Privilege Escalation in NVIDIA GPU Driver Allows Container Escape in Multi-Tenant AI Workloads
Overview
A high-severity vulnerability was identified in the NVIDIA GPU driver for Linux, enabling privilege escalation from a containerized environment. The flaw, tracked as CVE-2025-28431, is an improper access control issue within the driver's kernel mode layer. In cloud environments utilizing GPU sharing technologies like NVIDIA's Multi-Instance GPU (MIG), this vulnerability poses a significant risk. A malicious actor with access to a container on a shared GPU can send a specially crafted IOCTL call to the NVIDIA driver. This exploits the access control flaw, allowing the attacker to write to arbitrary kernel memory. Successful exploitation allows the attacker to break out of the container's isolation, gain full root privileges on the host operating system, and potentially access or disrupt the workloads of all other tenants sharing the same physical GPU. This compromises data confidentiality and integrity for all AI models and data being processed on the compromised node. Cloud providers and on-premise Kubernetes cluster operators running multi-tenant AI workloads were urged to patch immediately to prevent cross-tenant attacks.
Affected Systems
Testing Guide
1. **Check Driver Version:** On the host system, run `nvidia-smi` to check the installed driver version.
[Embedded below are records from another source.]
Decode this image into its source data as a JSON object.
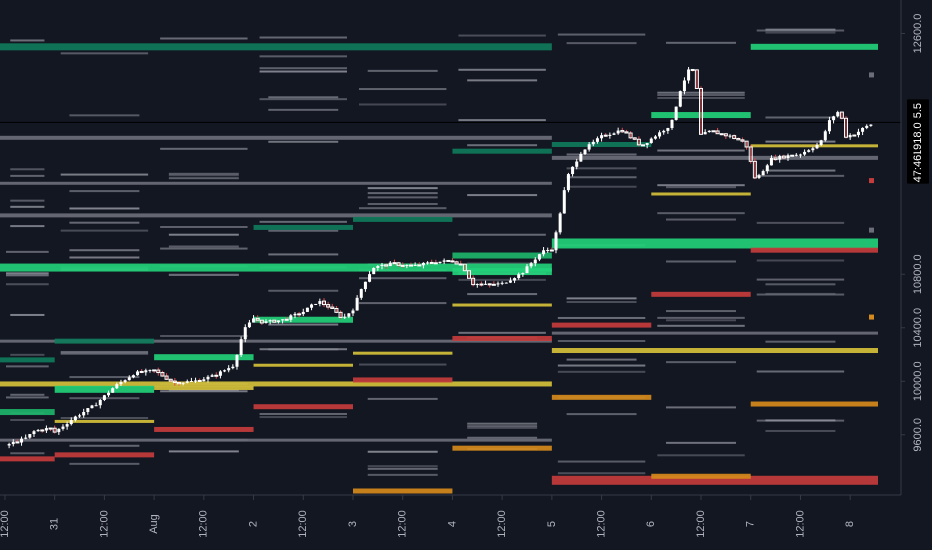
{
  "colors": {
    "background": "#131722",
    "axis_line": "#363a45",
    "axis_text": "#b2b5be",
    "crosshair": "#000000",
    "candle_up": "#ffffff",
    "candle_down": "#ffffff",
    "wick_down": "#e04a4a",
    "level_strong_green": "#22d17a",
    "level_green": "#1db46a",
    "level_teal": "#0f7a5a",
    "level_gray": "#6b6e78",
    "level_light": "#8d9099",
    "level_yellow": "#d4c13a",
    "level_orange": "#d58a1b",
    "level_red": "#c43c3c",
    "tag_bg": "#000000"
  },
  "chart_data": {
    "type": "candlestick",
    "title": "",
    "xlabel": "",
    "ylabel": "",
    "ylim": [
      9150,
      12850
    ],
    "grid": false,
    "y_ticks": [
      {
        "label": "12600.0",
        "value": 12600
      },
      {
        "label": "10800.0",
        "value": 10800
      },
      {
        "label": "10400.0",
        "value": 10400
      },
      {
        "label": "10000.0",
        "value": 10000
      },
      {
        "label": "9600.0",
        "value": 9600
      }
    ],
    "price_tags": [
      {
        "label": "11935.5",
        "value": 11935
      },
      {
        "label": "11918.0",
        "value": 11790
      },
      {
        "label": "47:46",
        "value": 11590
      }
    ],
    "crosshair_price": 11935,
    "x_ticks": [
      {
        "label": "12:00",
        "day": 0.0
      },
      {
        "label": "31",
        "day": 0.5
      },
      {
        "label": "12:00",
        "day": 1.0
      },
      {
        "label": "Aug",
        "day": 1.5
      },
      {
        "label": "12:00",
        "day": 2.0
      },
      {
        "label": "2",
        "day": 2.5
      },
      {
        "label": "12:00",
        "day": 3.0
      },
      {
        "label": "3",
        "day": 3.5
      },
      {
        "label": "12:00",
        "day": 4.0
      },
      {
        "label": "4",
        "day": 4.5
      },
      {
        "label": "12:00",
        "day": 5.0
      },
      {
        "label": "5",
        "day": 5.5
      },
      {
        "label": "12:00",
        "day": 6.0
      },
      {
        "label": "6",
        "day": 6.5
      },
      {
        "label": "12:00",
        "day": 7.0
      },
      {
        "label": "7",
        "day": 7.5
      },
      {
        "label": "12:00",
        "day": 8.0
      },
      {
        "label": "8",
        "day": 8.5
      }
    ],
    "x_range": [
      -0.05,
      8.78
    ],
    "price_path": [
      [
        0.0,
        9520
      ],
      [
        0.2,
        9570
      ],
      [
        0.3,
        9630
      ],
      [
        0.45,
        9650
      ],
      [
        0.5,
        9620
      ],
      [
        0.7,
        9730
      ],
      [
        0.9,
        9820
      ],
      [
        1.1,
        9960
      ],
      [
        1.3,
        10060
      ],
      [
        1.5,
        10080
      ],
      [
        1.7,
        9990
      ],
      [
        1.9,
        10000
      ],
      [
        2.1,
        10040
      ],
      [
        2.3,
        10120
      ],
      [
        2.4,
        10380
      ],
      [
        2.5,
        10470
      ],
      [
        2.6,
        10440
      ],
      [
        2.8,
        10460
      ],
      [
        3.0,
        10520
      ],
      [
        3.15,
        10600
      ],
      [
        3.25,
        10560
      ],
      [
        3.4,
        10470
      ],
      [
        3.5,
        10540
      ],
      [
        3.6,
        10720
      ],
      [
        3.7,
        10850
      ],
      [
        3.9,
        10880
      ],
      [
        4.1,
        10860
      ],
      [
        4.3,
        10890
      ],
      [
        4.5,
        10900
      ],
      [
        4.6,
        10870
      ],
      [
        4.7,
        10730
      ],
      [
        4.85,
        10720
      ],
      [
        5.0,
        10730
      ],
      [
        5.2,
        10810
      ],
      [
        5.4,
        10970
      ],
      [
        5.5,
        10990
      ],
      [
        5.55,
        11130
      ],
      [
        5.65,
        11520
      ],
      [
        5.8,
        11720
      ],
      [
        6.0,
        11830
      ],
      [
        6.2,
        11880
      ],
      [
        6.4,
        11760
      ],
      [
        6.55,
        11840
      ],
      [
        6.7,
        11920
      ],
      [
        6.8,
        12200
      ],
      [
        6.9,
        12360
      ],
      [
        6.95,
        12250
      ],
      [
        7.0,
        11840
      ],
      [
        7.1,
        11870
      ],
      [
        7.3,
        11830
      ],
      [
        7.45,
        11780
      ],
      [
        7.55,
        11500
      ],
      [
        7.7,
        11660
      ],
      [
        7.9,
        11690
      ],
      [
        8.0,
        11700
      ],
      [
        8.2,
        11780
      ],
      [
        8.3,
        11960
      ],
      [
        8.4,
        12030
      ],
      [
        8.45,
        11830
      ],
      [
        8.55,
        11850
      ],
      [
        8.65,
        11900
      ],
      [
        8.75,
        11935
      ]
    ],
    "level_bands": [
      {
        "x0": -0.05,
        "x1": 5.5,
        "price": 12500,
        "color": "level_teal",
        "h": 7
      },
      {
        "x0": -0.05,
        "x1": 5.5,
        "price": 11820,
        "color": "level_gray",
        "h": 4
      },
      {
        "x0": -0.05,
        "x1": 5.5,
        "price": 11480,
        "color": "level_gray",
        "h": 3
      },
      {
        "x0": -0.05,
        "x1": 5.5,
        "price": 11240,
        "color": "level_gray",
        "h": 4
      },
      {
        "x0": -0.05,
        "x1": 5.5,
        "price": 10850,
        "color": "level_strong_green",
        "h": 8
      },
      {
        "x0": -0.05,
        "x1": 5.5,
        "price": 10300,
        "color": "level_gray",
        "h": 3
      },
      {
        "x0": -0.05,
        "x1": 5.5,
        "price": 9980,
        "color": "level_yellow",
        "h": 5
      },
      {
        "x0": -0.05,
        "x1": 5.5,
        "price": 9560,
        "color": "level_gray",
        "h": 3
      },
      {
        "x0": -0.05,
        "x1": 0.5,
        "price": 10160,
        "color": "level_teal",
        "h": 5
      },
      {
        "x0": -0.05,
        "x1": 0.5,
        "price": 9770,
        "color": "level_green",
        "h": 6
      },
      {
        "x0": -0.05,
        "x1": 0.5,
        "price": 9420,
        "color": "level_red",
        "h": 5
      },
      {
        "x0": 0.5,
        "x1": 1.5,
        "price": 10300,
        "color": "level_teal",
        "h": 5
      },
      {
        "x0": 0.5,
        "x1": 1.5,
        "price": 9940,
        "color": "level_strong_green",
        "h": 7
      },
      {
        "x0": 0.5,
        "x1": 1.5,
        "price": 9700,
        "color": "level_yellow",
        "h": 3
      },
      {
        "x0": 0.5,
        "x1": 1.5,
        "price": 9450,
        "color": "level_red",
        "h": 5
      },
      {
        "x0": 1.5,
        "x1": 2.5,
        "price": 10180,
        "color": "level_strong_green",
        "h": 6
      },
      {
        "x0": 1.5,
        "x1": 2.5,
        "price": 9640,
        "color": "level_red",
        "h": 5
      },
      {
        "x0": 1.5,
        "x1": 2.5,
        "price": 9950,
        "color": "level_yellow",
        "h": 4
      },
      {
        "x0": 2.5,
        "x1": 3.5,
        "price": 11150,
        "color": "level_teal",
        "h": 5
      },
      {
        "x0": 2.5,
        "x1": 3.5,
        "price": 10460,
        "color": "level_strong_green",
        "h": 6
      },
      {
        "x0": 2.5,
        "x1": 3.5,
        "price": 10120,
        "color": "level_yellow",
        "h": 3
      },
      {
        "x0": 2.5,
        "x1": 3.5,
        "price": 9810,
        "color": "level_red",
        "h": 5
      },
      {
        "x0": 3.5,
        "x1": 4.5,
        "price": 11210,
        "color": "level_teal",
        "h": 5
      },
      {
        "x0": 3.5,
        "x1": 4.5,
        "price": 10210,
        "color": "level_yellow",
        "h": 3
      },
      {
        "x0": 3.5,
        "x1": 4.5,
        "price": 10010,
        "color": "level_red",
        "h": 5
      },
      {
        "x0": 3.5,
        "x1": 4.5,
        "price": 9180,
        "color": "level_orange",
        "h": 5
      },
      {
        "x0": 4.5,
        "x1": 5.5,
        "price": 11720,
        "color": "level_teal",
        "h": 5
      },
      {
        "x0": 4.5,
        "x1": 5.5,
        "price": 10940,
        "color": "level_green",
        "h": 6
      },
      {
        "x0": 4.5,
        "x1": 5.5,
        "price": 10820,
        "color": "level_strong_green",
        "h": 7
      },
      {
        "x0": 4.5,
        "x1": 5.5,
        "price": 10570,
        "color": "level_yellow",
        "h": 3
      },
      {
        "x0": 4.5,
        "x1": 5.5,
        "price": 10320,
        "color": "level_red",
        "h": 5
      },
      {
        "x0": 4.5,
        "x1": 5.5,
        "price": 9500,
        "color": "level_orange",
        "h": 5
      },
      {
        "x0": 5.5,
        "x1": 8.78,
        "price": 11030,
        "color": "level_strong_green",
        "h": 10
      },
      {
        "x0": 5.5,
        "x1": 8.78,
        "price": 10230,
        "color": "level_yellow",
        "h": 5
      },
      {
        "x0": 5.5,
        "x1": 8.78,
        "price": 10360,
        "color": "level_gray",
        "h": 3
      },
      {
        "x0": 5.5,
        "x1": 8.78,
        "price": 9260,
        "color": "level_red",
        "h": 9
      },
      {
        "x0": 5.5,
        "x1": 8.78,
        "price": 11670,
        "color": "level_gray",
        "h": 4
      },
      {
        "x0": 5.5,
        "x1": 6.5,
        "price": 11770,
        "color": "level_teal",
        "h": 5
      },
      {
        "x0": 5.5,
        "x1": 6.5,
        "price": 10420,
        "color": "level_red",
        "h": 5
      },
      {
        "x0": 5.5,
        "x1": 6.5,
        "price": 9880,
        "color": "level_orange",
        "h": 5
      },
      {
        "x0": 6.5,
        "x1": 7.5,
        "price": 11990,
        "color": "level_strong_green",
        "h": 6
      },
      {
        "x0": 6.5,
        "x1": 7.5,
        "price": 11400,
        "color": "level_yellow",
        "h": 3
      },
      {
        "x0": 6.5,
        "x1": 7.5,
        "price": 10650,
        "color": "level_red",
        "h": 5
      },
      {
        "x0": 6.5,
        "x1": 7.5,
        "price": 9290,
        "color": "level_orange",
        "h": 5
      },
      {
        "x0": 7.5,
        "x1": 8.78,
        "price": 12500,
        "color": "level_strong_green",
        "h": 6
      },
      {
        "x0": 7.5,
        "x1": 8.78,
        "price": 11760,
        "color": "level_yellow",
        "h": 3
      },
      {
        "x0": 7.5,
        "x1": 8.78,
        "price": 10980,
        "color": "level_red",
        "h": 5
      },
      {
        "x0": 7.5,
        "x1": 8.78,
        "price": 9830,
        "color": "level_orange",
        "h": 5
      }
    ],
    "minor_levels_per_day": 18,
    "right_markers": [
      {
        "price": 11500,
        "color": "level_red"
      },
      {
        "price": 10480,
        "color": "level_orange"
      },
      {
        "price": 12290,
        "color": "level_gray"
      },
      {
        "price": 11130,
        "color": "level_gray"
      }
    ]
  }
}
Compare this with the patched version number listed in the security advisory. 2. **Use Vulnerability Scanners:** Run an infrastructure vulnerability scanner (e.g., Trivy, Qualys) against your host systems and container images to detect outdated and vulnerable driver components. 3. **Review Security Contexts:** Audit your Kubernetes pod security policies or security context constraints to ensure that GPU-enabled pods are not running with unnecessary privileges.
Mitigation Steps
1. **Update NVIDIA Drivers:** Immediately update all host systems to the patched NVIDIA driver version (550.40.10 or newer) as specified in the NVIDIA security bulletin. 2. **Use Secure Runtimes:** Employ container runtimes with stronger sandboxing capabilities, such as gVisor or Kata Containers, to provide an additional layer of defense-in-depth. 3. **Limit Privileged Containers:** Disallow the use of privileged containers (`--privileged` flag in Docker) for ML workloads unless absolutely necessary, and use security contexts to restrict capabilities. 4. **Monitor Kernel Logs:** Actively monitor host kernel logs for anomalous activities related to the GPU driver.
Patch Details
Patched in NVIDIA Linux driver version 550.40.10. See NVIDIA Security Bulletin 5594.